On Linux/arm64, a newly exec'd task starts with zeroed user FPSIMD state. The kernel's arm64 FPSIMD code stores FPSR and FPCR, then the exec/reset path initializes this user state to zero. Consequently, at process entry after execve(), the user FPCR is zero: FPCR.RMode[23:22] == 0b00, which is Round to Nearest, i.e. nearest-even. This is an initial process state, not a guarantee that FPCR cannot later be changed by user code or libraries. See source.
Rust assumes FPCR remains in a conforming state across the lifetime of a process; code that mutates FPCR.RMode or FPCR.FZ may observe non-conforming bf16 results, analogous to existing expectations about MXCSR on x86_64 or effects the FPCR register has on f32. Thus BFCVT conforms to the behaviour proposed in the RFC.
RISC-V
On RISC-V with Zfbfmin, narrowing from f32 to bf16 is performed by FCVT.BF16.S, which is a standard narrowing floating-point-to-floating-point conversion that rounds according to the frm field (either the static rounding mode encoded in the instruction or the dynamic mode in the frm CSR). Setting frm to RNE (0b000) selects round-to-nearest, ties-to-even, making FCVT.BF16.S a conforming lowering under this specification when the execution environment selects RNE rounding for the conversion. Static encoding of the rounding mode in the instruction itself avoids dependence on the dynamic frm CSR and is the preferred lowering where the compiler can emit it directly.
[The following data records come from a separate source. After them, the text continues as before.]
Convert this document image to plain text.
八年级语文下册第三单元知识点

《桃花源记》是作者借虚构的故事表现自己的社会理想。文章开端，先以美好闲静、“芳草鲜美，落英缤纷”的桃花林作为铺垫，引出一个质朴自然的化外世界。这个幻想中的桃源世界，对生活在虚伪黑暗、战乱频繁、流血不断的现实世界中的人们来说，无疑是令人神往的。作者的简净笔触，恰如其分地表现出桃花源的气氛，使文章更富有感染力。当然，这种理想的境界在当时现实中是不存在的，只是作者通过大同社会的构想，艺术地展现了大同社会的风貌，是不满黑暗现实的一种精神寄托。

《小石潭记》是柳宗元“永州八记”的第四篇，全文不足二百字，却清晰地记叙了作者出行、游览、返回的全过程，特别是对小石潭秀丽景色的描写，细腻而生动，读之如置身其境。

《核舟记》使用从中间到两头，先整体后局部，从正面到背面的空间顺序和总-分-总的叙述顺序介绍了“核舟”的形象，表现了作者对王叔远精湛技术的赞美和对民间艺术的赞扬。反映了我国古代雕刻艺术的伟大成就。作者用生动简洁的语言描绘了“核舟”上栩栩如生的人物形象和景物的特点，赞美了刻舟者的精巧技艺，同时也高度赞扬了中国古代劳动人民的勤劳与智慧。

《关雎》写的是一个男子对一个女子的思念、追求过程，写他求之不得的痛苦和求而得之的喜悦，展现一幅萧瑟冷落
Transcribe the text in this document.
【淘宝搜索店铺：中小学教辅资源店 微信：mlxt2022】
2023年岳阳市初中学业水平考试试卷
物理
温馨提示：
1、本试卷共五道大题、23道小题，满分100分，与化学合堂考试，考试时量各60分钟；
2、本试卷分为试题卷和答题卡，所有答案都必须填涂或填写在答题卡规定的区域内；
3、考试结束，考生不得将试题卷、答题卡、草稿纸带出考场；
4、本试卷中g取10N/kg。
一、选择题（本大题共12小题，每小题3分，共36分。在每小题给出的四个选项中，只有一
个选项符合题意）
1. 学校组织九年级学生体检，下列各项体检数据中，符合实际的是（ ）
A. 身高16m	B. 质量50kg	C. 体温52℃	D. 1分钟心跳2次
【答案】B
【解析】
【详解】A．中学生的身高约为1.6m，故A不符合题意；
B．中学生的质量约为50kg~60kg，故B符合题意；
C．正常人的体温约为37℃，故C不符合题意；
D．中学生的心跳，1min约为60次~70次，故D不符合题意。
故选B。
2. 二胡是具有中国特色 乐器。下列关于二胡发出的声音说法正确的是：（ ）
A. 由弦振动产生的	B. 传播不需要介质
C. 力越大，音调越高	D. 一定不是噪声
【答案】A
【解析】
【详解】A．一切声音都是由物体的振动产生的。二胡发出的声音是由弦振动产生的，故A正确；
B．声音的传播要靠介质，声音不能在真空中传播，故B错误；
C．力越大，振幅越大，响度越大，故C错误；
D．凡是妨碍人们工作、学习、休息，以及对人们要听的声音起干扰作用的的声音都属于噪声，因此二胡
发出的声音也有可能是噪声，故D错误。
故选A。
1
The three architectures above each provide a hardware narrow from f32 to bf16, but no two are conforming lowerings for this RFC's specification under the same conditions:
| Architecture | Instruction | Rounding | Subnormal behaviour | Conforming as default lowering? |
|---|---|---|---|---|
AArch64 (bf16 ext.) | BFCVT | Per FPCR.RMode when FPCR.AH == 0; RNE when FPCR.AH == 1 | Per FPCR.FZ | Only when FPCR.RMode == 0b00 and FPCR.FZ == 0 (or FPCR.AH == 1 with FPCR.FZ == 0) |
x86_64 (AVX512_BF16) | VCVTNEPS2BF16 | RNE, independent of MXCSR.RC | Flushes subnormal outputs to zero, ignores MXCSR | No, fails to preserve subnormals |
RISC-V (Zfbfmin) | FCVT.BF16.S | Per instruction-encoded RM, or frm CSR | Preserved | Yes, when RM/frm selects RNE |
Narrowing: without native conversion support or where hardware does not provide a portable solution
Where no hardware instruction performs an RNE narrow from f32 to bf16 or hardware does not provide a portable solution, the narrowing must be emulated. A straightforward RNE implementation inspects bit 15 of the f32 significand and the sticky bits below it to decide whether to round up, with the usual ties-to-even tiebreak; this is a handful of integer ops. This is the same kind of operation normally provided by soft-float conversion helpers such as __truncsfbf2.